Intelligence artificielle : Un spécialiste parle de son évolution

Publié le
intelligence-artificielle-un-specialiste-parle-de-son-evolution Intelligence artificielle (PhDr).
High tech

Faire le point sur le développement de l’Intelligence Artificielle. Jusqu’où pourront-elles aller ? Quelles sont leurs limites ? 20 Minutes a interrogé le chercheur Antoine Bordes.

A quelle vitesse a évolué la technologie ces dernières années ?

Il y a des domaines qui restent encore très compliqués pour les machines. Mais pour certains, considérés comme classiques, comme la reconnaissance d’objets, la traduction automatique, la reconnaissance de la parole, les avancées ont été vraiment très rapides. Bien plus rapides que ce que projetaient les experts.

Quelles sont les applications dans lesquelles l’IA intervient aujourd’hui ?

Partons plutôt de l’inverse, ça ira plus vite. Aujourd’hui, dans tout ce qui touche au numérique, quelles sont les applications qui ne font pas appel à l’IA ? Il y en a très très peu. Elle sert à créer de nouvelles expériences, de nouveaux divertissements en proposant de nouveaux outils aux créateurs et aux marques. Elle sert évidemment à organiser les plateformes comme les nôtres ; par exemple, à les protéger en détectant les contenus qui ne devraient pas s’y trouver. C’est tout l’écosystème qui est affecté par l’IA à divers degrés.

L’IA fait également avancer la science…

Elle aide effectivement énormément à la découverte scientifique. En biologie, en chimie. Pour la recherche médicale, aussi, où elle permet des avancées extrêmement rapides, que ce soit dans le traitement des données, dans la manière de générer des hypothèses.

Elle va être de plus en plus performante pour effectuer certaines catégories de tâches.

Je peux donner deux exemples. Dont un que nous avons développé et qui s’appelle Fast MRI, IRM rapide. C’est un algorithme qui permet de faire de la reconstruction d’images pour accélérer cette procédure d’imagerie médicale, qui est longue et qui peut être un peu traumatisante. D’habitude, c’est un examen qui dure 15 à 30 minutes. On arrive à diviser ce temps par quatre environ en prenant moins d’images et en demandant à l’IA de compléter la séquence. Ça a été testé cliniquement avec des médecins. C’est complètement open source comme toute la recherche que l’on fait et qui va pouvoir être utilisée par les fabricants.
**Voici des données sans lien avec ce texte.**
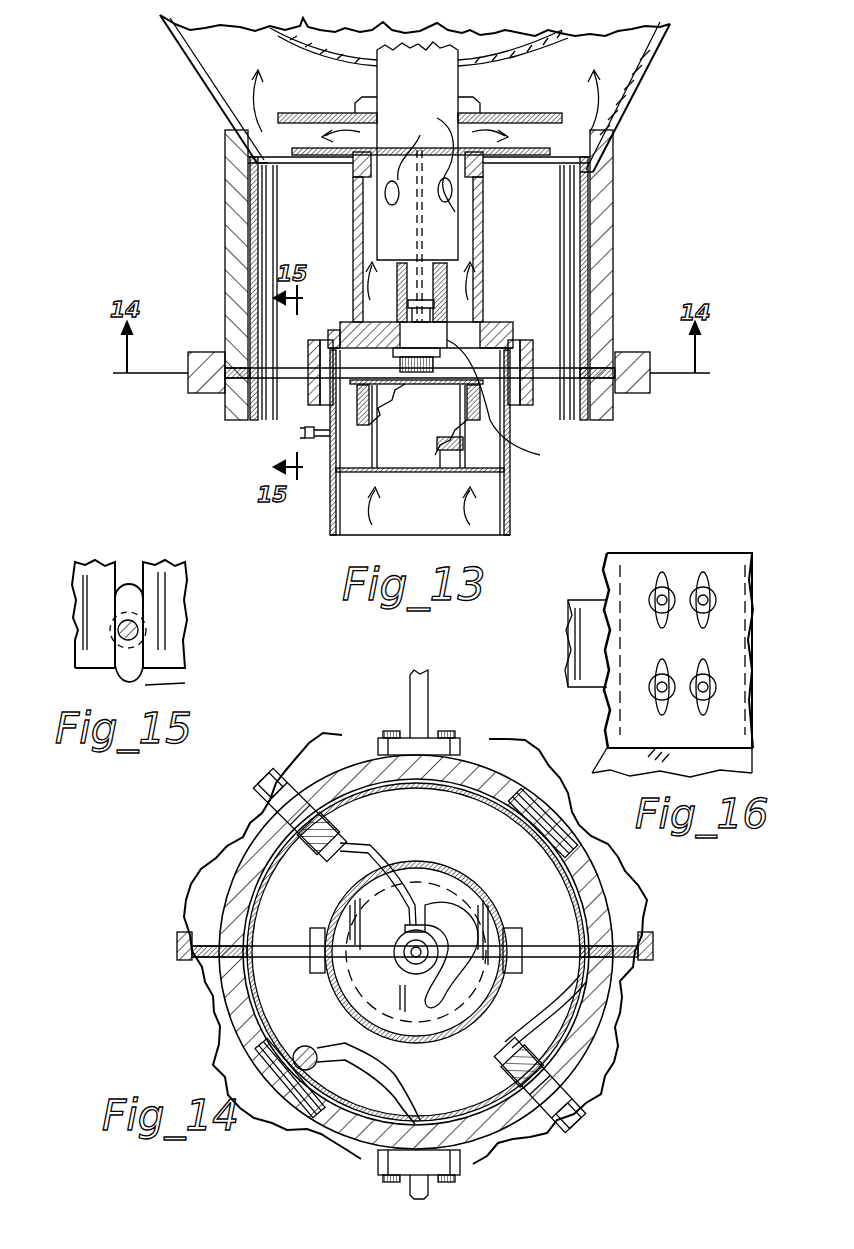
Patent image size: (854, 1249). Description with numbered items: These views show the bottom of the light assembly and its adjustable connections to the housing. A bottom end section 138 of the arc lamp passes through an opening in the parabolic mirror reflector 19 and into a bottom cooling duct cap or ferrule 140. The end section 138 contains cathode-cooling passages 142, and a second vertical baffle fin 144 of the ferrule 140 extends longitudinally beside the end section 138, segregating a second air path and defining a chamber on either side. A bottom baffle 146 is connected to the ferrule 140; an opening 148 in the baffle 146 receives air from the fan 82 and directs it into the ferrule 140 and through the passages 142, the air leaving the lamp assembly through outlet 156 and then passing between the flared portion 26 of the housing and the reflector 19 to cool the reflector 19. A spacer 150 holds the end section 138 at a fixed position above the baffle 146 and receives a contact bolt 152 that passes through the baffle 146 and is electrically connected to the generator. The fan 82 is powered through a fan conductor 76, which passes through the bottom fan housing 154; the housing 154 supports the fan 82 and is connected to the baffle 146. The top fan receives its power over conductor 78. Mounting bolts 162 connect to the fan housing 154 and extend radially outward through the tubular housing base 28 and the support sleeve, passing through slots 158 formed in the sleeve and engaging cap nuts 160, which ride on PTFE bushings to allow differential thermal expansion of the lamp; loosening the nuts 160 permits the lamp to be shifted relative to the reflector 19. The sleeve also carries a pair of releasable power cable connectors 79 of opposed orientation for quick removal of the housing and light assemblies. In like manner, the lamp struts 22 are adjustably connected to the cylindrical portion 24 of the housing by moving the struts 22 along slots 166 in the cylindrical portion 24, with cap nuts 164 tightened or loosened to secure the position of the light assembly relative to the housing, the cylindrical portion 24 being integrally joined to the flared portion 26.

In FIG. 13, the parabolic mirror reflector 19 is at (517, 57).
In FIG. 13, the bottom end section 138 is at (440, 80).
In FIG. 13, the cathode-cooling passages 142 is at (426, 159).
In FIG. 13, the outlet 156 is at (530, 137).
In FIG. 13, the tubular housing base 28 is at (225, 207).
In FIG. 15, the tubular housing base 28 is at (170, 605).
In FIG. 14, the tubular housing base 28 is at (490, 777).
In FIG. 13, the bottom cooling duct cap or ferrule 140 is at (485, 196).
In FIG. 13, the second vertical baffle fin 144 is at (425, 232).
In FIG. 13, the spacer 150 is at (468, 265).
In FIG. 13, the bottom baffle 146 is at (495, 325).
In FIG. 14, the bottom baffle 146 is at (345, 988).
In FIG. 13, the mounting bolts 162 is at (280, 375).
In FIG. 15, the mounting bolts 162 is at (172, 675).
In FIG. 13, the cap nuts 160 is at (207, 352).
In FIG. 13, the bottom fan housing 154 is at (510, 508).
In FIG. 14, the bottom fan housing 154 is at (478, 829).
In FIG. 13, the contact bolt 152 is at (482, 408).
In FIG. 13, the fan 82 is at (430, 441).
In FIG. 13, the opening 148 is at (533, 428).
In FIG. 14, the opening 148 is at (463, 909).
In FIG. 13, the fan conductor 76 is at (300, 432).
In FIG. 14, the fan conductor 76 is at (370, 842).
In FIG. 15, the slots 158 is at (118, 675).
In FIG. 16, the cylindrical portion 24 is at (735, 565).
In FIG. 16, the flared portion 26 is at (635, 765).
In FIG. 16, the lamp struts 22 is at (575, 625).
In FIG. 16, the cap nuts 164 is at (677, 583).
In FIG. 16, the slots 166 is at (703, 612).
In FIG. 14, the releasable power cable connectors 79 is at (300, 776).
In FIG. 14, the conductor 78 is at (555, 1002).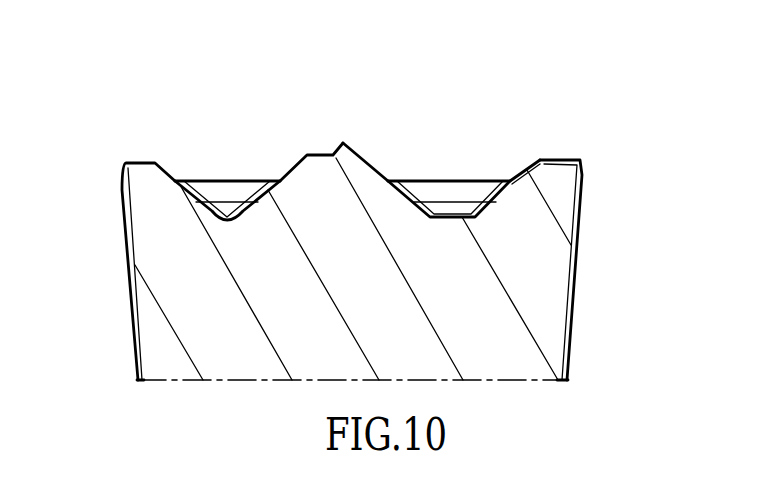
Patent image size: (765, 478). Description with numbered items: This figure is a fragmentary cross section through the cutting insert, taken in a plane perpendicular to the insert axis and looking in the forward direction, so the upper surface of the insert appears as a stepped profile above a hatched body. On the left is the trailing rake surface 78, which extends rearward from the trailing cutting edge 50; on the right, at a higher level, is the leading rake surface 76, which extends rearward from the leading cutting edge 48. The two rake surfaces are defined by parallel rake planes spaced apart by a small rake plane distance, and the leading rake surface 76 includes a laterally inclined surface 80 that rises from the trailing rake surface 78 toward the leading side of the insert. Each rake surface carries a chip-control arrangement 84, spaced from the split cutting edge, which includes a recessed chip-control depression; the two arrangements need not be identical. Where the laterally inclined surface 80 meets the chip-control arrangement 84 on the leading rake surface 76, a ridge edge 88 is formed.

The trailing rake surface 78 is at (140, 162).
The trailing cutting edge 50 is at (210, 181).
The chip-control arrangement 84 is at (240, 192).
The laterally inclined surface 80 is at (337, 148).
The ridge edge 88 is at (343, 143).
The leading cutting edge 48 is at (478, 181).
The leading rake surface 76 is at (565, 159).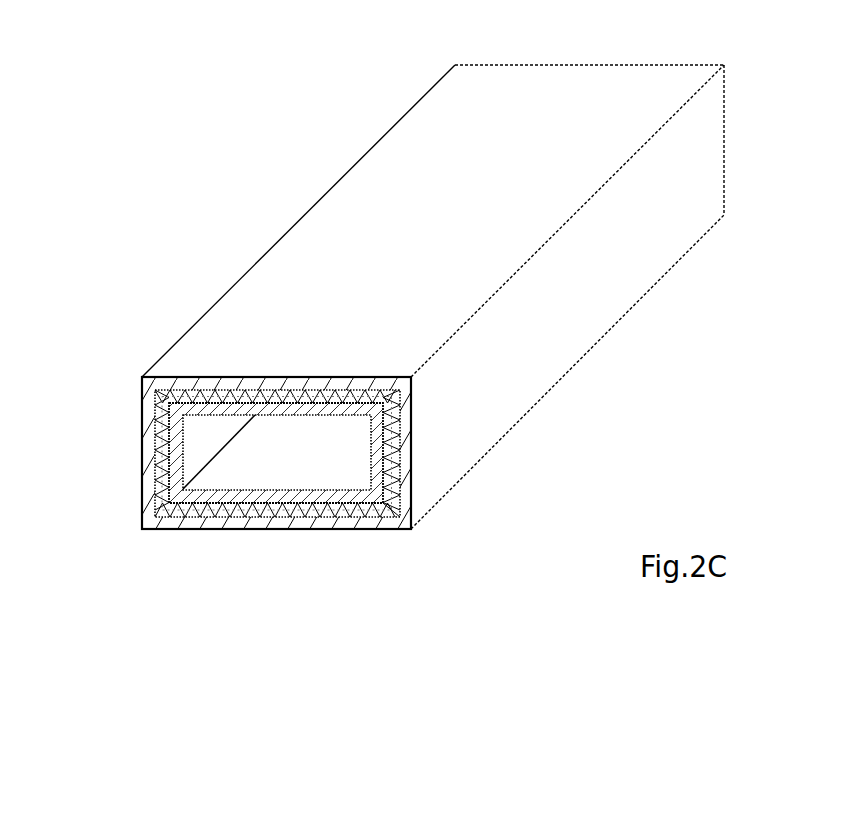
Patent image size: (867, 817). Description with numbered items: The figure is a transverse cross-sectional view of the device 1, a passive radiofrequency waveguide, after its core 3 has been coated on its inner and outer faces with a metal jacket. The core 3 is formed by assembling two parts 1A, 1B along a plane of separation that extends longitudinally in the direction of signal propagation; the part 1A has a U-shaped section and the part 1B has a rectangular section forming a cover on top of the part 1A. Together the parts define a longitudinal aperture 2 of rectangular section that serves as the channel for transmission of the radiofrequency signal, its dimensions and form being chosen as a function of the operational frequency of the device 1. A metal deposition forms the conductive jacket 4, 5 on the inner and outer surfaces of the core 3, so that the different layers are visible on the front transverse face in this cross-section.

The device 1 is at (168, 560).
The part 1A is at (150, 459).
The part 1B is at (153, 392).
The longitudinal aperture 2 is at (310, 477).
The core 3 is at (395, 507).
The conductive jacket 4 is at (144, 498).
The conductive jacket 5 is at (150, 428).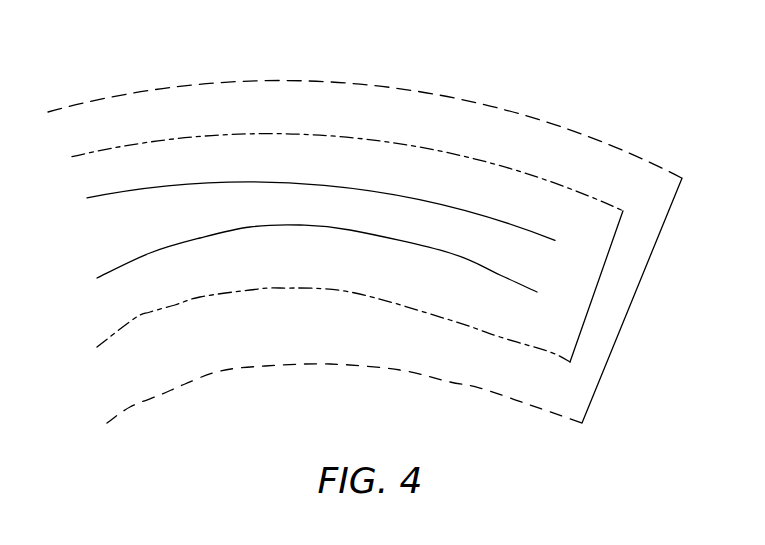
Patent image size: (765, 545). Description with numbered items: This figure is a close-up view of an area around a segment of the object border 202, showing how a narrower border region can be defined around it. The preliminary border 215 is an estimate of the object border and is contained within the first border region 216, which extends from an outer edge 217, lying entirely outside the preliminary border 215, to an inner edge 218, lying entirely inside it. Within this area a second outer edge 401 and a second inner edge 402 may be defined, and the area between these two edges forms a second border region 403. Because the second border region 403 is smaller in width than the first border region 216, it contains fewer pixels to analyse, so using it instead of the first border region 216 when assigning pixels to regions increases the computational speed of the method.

The outer edge 217 is at (392, 90).
The second outer edge 401 is at (155, 137).
The preliminary border 215 is at (513, 223).
The object border 202 is at (512, 280).
The second inner edge 402 is at (170, 305).
The inner edge 218 is at (345, 366).
The first border region 216 is at (605, 375).
The second border region 403 is at (595, 298).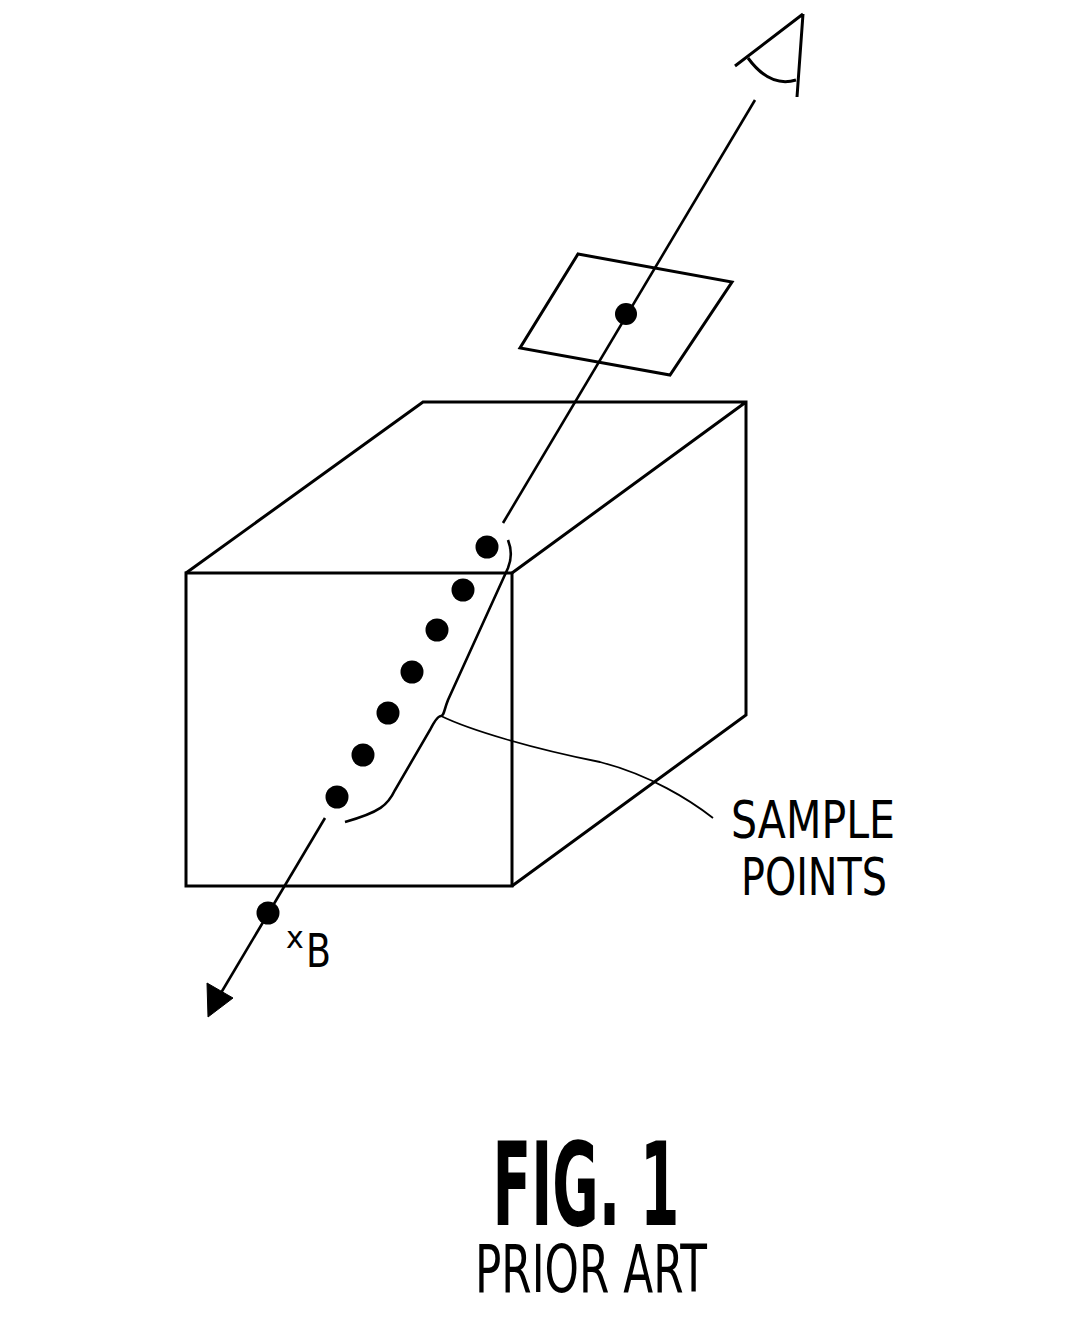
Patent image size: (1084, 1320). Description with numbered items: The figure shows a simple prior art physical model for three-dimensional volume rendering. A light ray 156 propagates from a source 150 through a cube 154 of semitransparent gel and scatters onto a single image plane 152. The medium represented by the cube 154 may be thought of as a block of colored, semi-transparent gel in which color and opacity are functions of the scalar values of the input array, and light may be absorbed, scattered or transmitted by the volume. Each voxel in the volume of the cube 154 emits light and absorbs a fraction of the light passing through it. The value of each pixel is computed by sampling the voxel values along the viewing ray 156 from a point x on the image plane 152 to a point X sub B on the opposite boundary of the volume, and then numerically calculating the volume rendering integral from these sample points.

The source 150 is at (800, 50).
The image plane 152 is at (702, 332).
The cube 154 is at (749, 548).
The light ray 156 is at (207, 1003).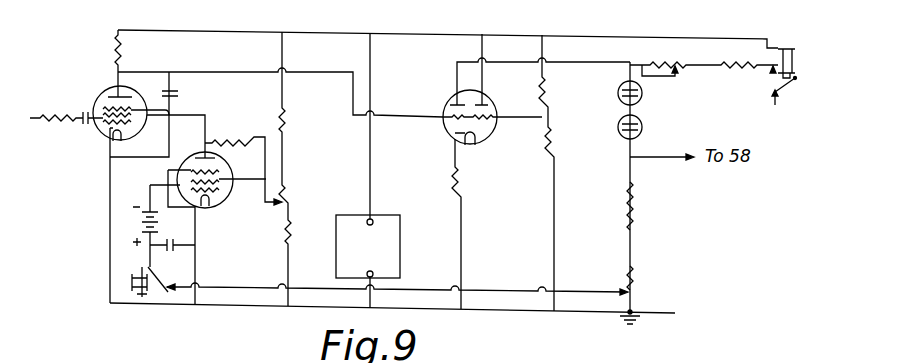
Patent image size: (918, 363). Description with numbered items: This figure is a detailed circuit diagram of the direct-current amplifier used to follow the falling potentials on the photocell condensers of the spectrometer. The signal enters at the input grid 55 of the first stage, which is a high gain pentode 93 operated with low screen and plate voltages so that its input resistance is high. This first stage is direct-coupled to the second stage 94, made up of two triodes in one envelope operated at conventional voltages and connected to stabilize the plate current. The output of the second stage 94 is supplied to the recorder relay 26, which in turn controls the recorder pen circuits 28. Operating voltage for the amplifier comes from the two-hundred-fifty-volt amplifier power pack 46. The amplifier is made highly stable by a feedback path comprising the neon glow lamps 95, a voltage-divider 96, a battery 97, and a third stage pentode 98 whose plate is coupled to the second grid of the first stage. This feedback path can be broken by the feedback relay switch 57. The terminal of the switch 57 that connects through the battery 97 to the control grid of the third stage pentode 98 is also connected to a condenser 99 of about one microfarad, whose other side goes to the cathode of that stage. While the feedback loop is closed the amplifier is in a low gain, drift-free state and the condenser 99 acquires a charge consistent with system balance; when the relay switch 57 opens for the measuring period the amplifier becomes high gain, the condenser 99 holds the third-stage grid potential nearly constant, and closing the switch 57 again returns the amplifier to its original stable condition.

The high gain pentode 93 is at (100, 97).
The input grid 55 is at (100, 122).
The third stage pentode 98 is at (201, 152).
The battery 97 is at (143, 218).
The condenser 99 is at (185, 232).
The feedback relay switch 57 is at (131, 278).
The amplifier power pack 46 is at (400, 238).
The second stage 94 is at (450, 104).
The neon glow lamps 95 is at (655, 93).
The voltage-divider 96 is at (636, 290).
The recorder relay 26 is at (783, 30).
The recorder pen circuits 28 is at (773, 103).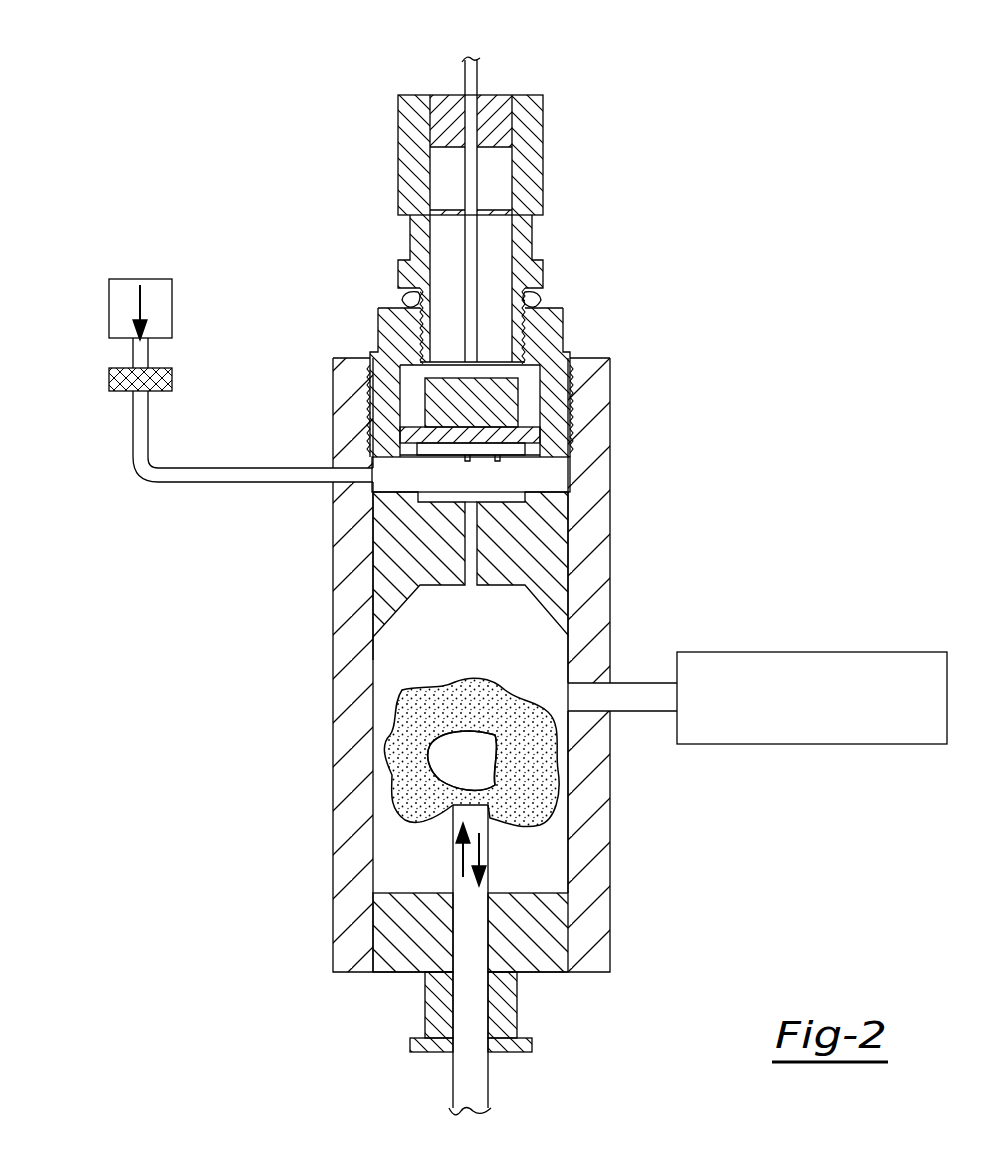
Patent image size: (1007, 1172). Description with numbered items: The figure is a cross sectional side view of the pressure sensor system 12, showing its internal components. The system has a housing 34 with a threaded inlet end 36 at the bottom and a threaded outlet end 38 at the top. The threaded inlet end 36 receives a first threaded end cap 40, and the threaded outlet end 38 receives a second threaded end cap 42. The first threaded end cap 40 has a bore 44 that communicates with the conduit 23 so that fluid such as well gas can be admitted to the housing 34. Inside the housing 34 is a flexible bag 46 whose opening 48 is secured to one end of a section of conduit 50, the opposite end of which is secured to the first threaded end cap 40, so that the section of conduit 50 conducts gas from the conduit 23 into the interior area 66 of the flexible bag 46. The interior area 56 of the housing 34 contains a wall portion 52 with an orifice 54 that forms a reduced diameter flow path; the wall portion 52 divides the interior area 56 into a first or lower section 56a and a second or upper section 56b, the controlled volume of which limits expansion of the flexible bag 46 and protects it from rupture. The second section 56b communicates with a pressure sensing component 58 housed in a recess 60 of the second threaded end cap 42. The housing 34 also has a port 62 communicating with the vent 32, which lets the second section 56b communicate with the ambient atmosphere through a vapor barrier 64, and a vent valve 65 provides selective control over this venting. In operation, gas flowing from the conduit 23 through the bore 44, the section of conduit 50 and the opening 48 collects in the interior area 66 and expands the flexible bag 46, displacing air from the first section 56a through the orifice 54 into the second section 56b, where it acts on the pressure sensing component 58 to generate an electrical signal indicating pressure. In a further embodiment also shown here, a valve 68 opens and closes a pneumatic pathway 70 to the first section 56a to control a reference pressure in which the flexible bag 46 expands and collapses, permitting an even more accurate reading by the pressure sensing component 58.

Nos collègues de DeepMind [Google] ont aussi développé un logiciel qui permet de prédire la structure des protéines à partir de leur séquence en acides aminés. Ça va être une brique fondamentale pour la biologie demain.

Parlons de l’avenir justement. L’IA va continuer à s’enrichir au fil du temps mais son développement aura-t-il une limite ?

Le chercheur Yann LeCun, qui travaille avec nous, explique souvent que l’IA se rapproche plutôt d’une intelligence animale que d’une intelligence humaine. C’est-à-dire qu’elle pourra être bien plus avancée dans des segments précis, mais pas en général. Elle va être de plus en plus performante pour effectuer certaines catégories de tâches.

Par contre, voir une même IA faire aussi bien une recette de cuisine, analyser des protéines ou encore traduire toutes les langues, cela me semble plus compliqué. Avoir une intelligence qu’on pourrait appeler "générale", qui serait capable de tout faire, on en est quand même très loin. Donc, oui, dans ce sens-là, je pense qu’il y a une limite.